Expert Tips: Hall recommends consistent hydration throughout the day, recommending at least half of your body weight in ounces per day. (Example: If you weigh 160 pounds, aim for at least 80 ounces of water during the day). Pay attention to your urine color and aim for a "pale yellow" color.
We've Lost Our Sense of True Hunger and Thirst
In today's society, many have lost our true sense of real hunger and thirst. We take our cues, largely, on what is put in front of us at our local restaurant and by the food industry which, in most cases, feeds us an excessive amount of calories, oil and salt. We're often eating from cues that aren't hunger and that can be something we have to relearn.
"You can't out-train a bad diet," Sud cautions. "You may lose some weight, but you may not be healthy. The most important choice you can make is what is on your plate, so make your fuel as clean as possible."

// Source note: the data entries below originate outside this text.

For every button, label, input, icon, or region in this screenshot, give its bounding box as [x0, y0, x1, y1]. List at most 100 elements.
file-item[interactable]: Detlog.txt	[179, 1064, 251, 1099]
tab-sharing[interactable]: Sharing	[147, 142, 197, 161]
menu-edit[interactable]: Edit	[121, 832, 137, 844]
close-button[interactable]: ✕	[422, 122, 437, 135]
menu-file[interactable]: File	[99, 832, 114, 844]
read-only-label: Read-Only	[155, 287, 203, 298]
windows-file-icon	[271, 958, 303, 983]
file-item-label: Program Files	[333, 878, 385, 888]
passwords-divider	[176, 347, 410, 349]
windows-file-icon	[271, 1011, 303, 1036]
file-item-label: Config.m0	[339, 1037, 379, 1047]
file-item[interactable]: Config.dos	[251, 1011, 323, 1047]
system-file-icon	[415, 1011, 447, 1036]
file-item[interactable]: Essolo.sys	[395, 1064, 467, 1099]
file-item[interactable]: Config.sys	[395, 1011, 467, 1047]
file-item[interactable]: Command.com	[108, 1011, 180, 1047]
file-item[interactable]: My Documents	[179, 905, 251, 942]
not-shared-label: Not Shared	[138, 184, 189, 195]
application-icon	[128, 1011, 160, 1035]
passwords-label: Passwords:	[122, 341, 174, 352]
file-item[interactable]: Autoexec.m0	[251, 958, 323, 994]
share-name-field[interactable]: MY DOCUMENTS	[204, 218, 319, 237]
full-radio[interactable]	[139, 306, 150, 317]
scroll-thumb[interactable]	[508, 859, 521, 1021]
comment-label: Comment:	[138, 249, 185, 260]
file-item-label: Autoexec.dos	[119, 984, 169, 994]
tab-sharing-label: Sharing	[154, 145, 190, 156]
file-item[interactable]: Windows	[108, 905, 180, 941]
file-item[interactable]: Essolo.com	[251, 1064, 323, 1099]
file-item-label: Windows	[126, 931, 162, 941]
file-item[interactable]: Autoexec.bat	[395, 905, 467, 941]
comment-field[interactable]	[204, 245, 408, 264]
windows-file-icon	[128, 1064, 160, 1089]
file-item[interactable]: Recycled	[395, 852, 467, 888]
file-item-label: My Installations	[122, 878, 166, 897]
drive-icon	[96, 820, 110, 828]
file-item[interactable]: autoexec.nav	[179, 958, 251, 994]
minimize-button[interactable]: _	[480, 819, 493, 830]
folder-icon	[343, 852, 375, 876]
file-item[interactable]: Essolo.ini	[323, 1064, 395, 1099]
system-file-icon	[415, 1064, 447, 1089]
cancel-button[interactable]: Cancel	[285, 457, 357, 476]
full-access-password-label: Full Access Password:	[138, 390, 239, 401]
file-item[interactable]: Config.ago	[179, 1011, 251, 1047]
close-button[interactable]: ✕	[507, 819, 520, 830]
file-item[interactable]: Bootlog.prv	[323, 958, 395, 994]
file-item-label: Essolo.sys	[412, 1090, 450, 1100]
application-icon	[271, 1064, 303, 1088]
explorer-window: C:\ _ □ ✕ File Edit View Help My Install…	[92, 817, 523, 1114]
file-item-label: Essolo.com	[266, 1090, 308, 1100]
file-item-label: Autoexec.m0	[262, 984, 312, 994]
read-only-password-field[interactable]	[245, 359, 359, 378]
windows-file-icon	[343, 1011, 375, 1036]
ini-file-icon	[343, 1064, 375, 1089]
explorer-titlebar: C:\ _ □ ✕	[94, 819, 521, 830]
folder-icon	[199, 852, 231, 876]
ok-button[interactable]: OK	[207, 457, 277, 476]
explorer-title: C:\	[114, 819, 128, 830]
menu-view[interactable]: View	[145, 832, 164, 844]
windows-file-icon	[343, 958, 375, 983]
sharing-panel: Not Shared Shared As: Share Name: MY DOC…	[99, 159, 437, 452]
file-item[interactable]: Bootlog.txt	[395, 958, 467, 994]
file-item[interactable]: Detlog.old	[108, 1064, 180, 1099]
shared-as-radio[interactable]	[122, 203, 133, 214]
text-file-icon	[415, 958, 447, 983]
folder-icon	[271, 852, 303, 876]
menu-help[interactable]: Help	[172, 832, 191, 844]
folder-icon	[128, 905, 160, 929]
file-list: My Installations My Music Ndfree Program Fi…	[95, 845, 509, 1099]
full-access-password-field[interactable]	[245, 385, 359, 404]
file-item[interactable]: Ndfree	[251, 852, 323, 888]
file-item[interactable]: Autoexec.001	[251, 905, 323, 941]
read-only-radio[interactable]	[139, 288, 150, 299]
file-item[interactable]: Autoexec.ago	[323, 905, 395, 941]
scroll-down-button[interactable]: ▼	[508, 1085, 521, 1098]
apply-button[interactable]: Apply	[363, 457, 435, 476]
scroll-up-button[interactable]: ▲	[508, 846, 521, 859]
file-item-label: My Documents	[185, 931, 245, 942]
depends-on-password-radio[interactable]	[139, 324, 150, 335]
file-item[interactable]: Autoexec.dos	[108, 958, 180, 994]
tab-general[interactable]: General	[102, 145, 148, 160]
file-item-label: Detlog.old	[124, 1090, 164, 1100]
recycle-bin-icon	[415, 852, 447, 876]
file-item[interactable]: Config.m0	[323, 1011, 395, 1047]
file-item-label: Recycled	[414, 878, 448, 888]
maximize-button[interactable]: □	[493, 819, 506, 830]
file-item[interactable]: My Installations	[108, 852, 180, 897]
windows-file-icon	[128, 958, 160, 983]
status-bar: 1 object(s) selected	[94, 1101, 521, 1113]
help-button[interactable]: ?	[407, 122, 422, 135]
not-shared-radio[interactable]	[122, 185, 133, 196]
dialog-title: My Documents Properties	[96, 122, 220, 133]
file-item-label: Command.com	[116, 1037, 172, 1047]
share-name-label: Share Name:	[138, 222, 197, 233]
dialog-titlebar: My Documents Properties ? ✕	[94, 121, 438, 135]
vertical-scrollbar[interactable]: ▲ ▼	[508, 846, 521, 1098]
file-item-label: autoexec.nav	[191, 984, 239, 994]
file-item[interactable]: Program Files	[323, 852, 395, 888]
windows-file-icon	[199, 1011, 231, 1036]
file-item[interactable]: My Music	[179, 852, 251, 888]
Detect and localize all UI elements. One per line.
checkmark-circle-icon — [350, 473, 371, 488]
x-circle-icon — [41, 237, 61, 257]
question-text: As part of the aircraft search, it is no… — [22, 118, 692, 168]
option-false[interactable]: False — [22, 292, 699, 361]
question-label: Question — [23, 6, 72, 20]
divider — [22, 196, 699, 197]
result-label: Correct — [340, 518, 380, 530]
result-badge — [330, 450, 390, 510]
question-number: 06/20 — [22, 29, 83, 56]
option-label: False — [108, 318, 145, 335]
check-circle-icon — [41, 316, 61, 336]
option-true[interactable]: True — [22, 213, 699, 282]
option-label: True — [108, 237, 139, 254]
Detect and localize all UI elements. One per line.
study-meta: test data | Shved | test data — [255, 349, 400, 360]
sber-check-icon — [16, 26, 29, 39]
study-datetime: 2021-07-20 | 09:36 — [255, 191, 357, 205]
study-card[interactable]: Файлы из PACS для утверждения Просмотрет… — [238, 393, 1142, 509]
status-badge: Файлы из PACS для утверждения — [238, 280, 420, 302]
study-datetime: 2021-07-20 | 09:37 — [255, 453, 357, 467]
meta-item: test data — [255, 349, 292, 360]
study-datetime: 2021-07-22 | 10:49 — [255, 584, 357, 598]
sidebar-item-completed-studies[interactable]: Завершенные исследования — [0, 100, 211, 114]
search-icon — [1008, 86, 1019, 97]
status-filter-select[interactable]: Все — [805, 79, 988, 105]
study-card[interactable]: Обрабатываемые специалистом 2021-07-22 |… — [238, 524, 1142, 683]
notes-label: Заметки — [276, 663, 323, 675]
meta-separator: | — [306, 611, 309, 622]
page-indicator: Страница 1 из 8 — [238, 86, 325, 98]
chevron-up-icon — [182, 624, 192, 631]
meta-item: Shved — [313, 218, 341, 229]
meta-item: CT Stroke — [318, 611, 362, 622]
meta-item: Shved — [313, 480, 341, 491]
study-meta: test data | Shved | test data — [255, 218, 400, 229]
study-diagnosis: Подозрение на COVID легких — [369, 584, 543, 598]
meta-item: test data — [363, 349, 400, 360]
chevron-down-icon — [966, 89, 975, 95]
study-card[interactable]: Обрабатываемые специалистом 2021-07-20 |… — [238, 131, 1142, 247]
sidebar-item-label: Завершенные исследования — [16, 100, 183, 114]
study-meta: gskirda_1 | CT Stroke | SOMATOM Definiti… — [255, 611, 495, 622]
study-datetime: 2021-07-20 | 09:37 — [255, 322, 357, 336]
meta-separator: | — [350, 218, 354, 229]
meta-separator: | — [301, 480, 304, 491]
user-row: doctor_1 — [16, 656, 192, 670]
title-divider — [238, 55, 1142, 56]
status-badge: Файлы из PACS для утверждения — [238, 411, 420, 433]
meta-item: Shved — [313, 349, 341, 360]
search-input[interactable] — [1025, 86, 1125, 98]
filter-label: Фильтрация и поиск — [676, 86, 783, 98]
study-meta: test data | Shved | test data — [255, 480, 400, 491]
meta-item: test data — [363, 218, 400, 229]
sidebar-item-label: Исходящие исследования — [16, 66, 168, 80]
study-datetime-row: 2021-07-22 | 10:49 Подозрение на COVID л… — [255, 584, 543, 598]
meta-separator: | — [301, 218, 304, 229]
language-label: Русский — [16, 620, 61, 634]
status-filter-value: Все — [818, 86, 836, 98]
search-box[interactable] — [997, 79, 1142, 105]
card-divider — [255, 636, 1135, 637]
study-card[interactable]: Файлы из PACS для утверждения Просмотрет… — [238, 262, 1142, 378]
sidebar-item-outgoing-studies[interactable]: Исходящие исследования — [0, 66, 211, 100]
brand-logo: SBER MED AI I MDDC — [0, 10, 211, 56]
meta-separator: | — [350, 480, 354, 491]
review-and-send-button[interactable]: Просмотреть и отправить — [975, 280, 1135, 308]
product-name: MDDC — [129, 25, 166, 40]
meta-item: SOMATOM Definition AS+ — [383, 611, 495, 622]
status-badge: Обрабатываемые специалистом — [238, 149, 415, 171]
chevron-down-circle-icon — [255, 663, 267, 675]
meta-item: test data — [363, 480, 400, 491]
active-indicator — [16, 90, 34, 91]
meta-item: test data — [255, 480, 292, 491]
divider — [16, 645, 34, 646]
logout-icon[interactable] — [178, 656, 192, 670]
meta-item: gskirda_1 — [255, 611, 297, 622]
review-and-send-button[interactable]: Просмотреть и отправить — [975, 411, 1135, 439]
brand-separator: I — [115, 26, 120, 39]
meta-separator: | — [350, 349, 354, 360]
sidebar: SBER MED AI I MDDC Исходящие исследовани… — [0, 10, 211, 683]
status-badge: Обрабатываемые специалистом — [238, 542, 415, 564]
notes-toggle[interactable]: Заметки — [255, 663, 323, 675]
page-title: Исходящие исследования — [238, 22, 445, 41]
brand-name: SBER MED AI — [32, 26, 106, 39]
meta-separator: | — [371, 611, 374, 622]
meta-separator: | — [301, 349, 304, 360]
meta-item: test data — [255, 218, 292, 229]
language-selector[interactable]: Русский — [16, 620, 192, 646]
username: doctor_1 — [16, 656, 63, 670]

Expert Tips: Both Sud and Hall encourage their athletes to be more mindful about consumption and learn to listen to your body's cues. Are you feeling weak and lethargic throughout the day? Does your energy and pace start to decrease when you are training? Are you increasingly grumpy or "hangry?" Are you cramping more? These are all signs and symptoms our bodies give us to let us know that it may be under-fueled. Start to keep a food log of what you are eating and drinking throughout the day. Tracking your consumption is often an eye-opener to deficiencies and overindulgences, both of which may hinder your training and race day performance.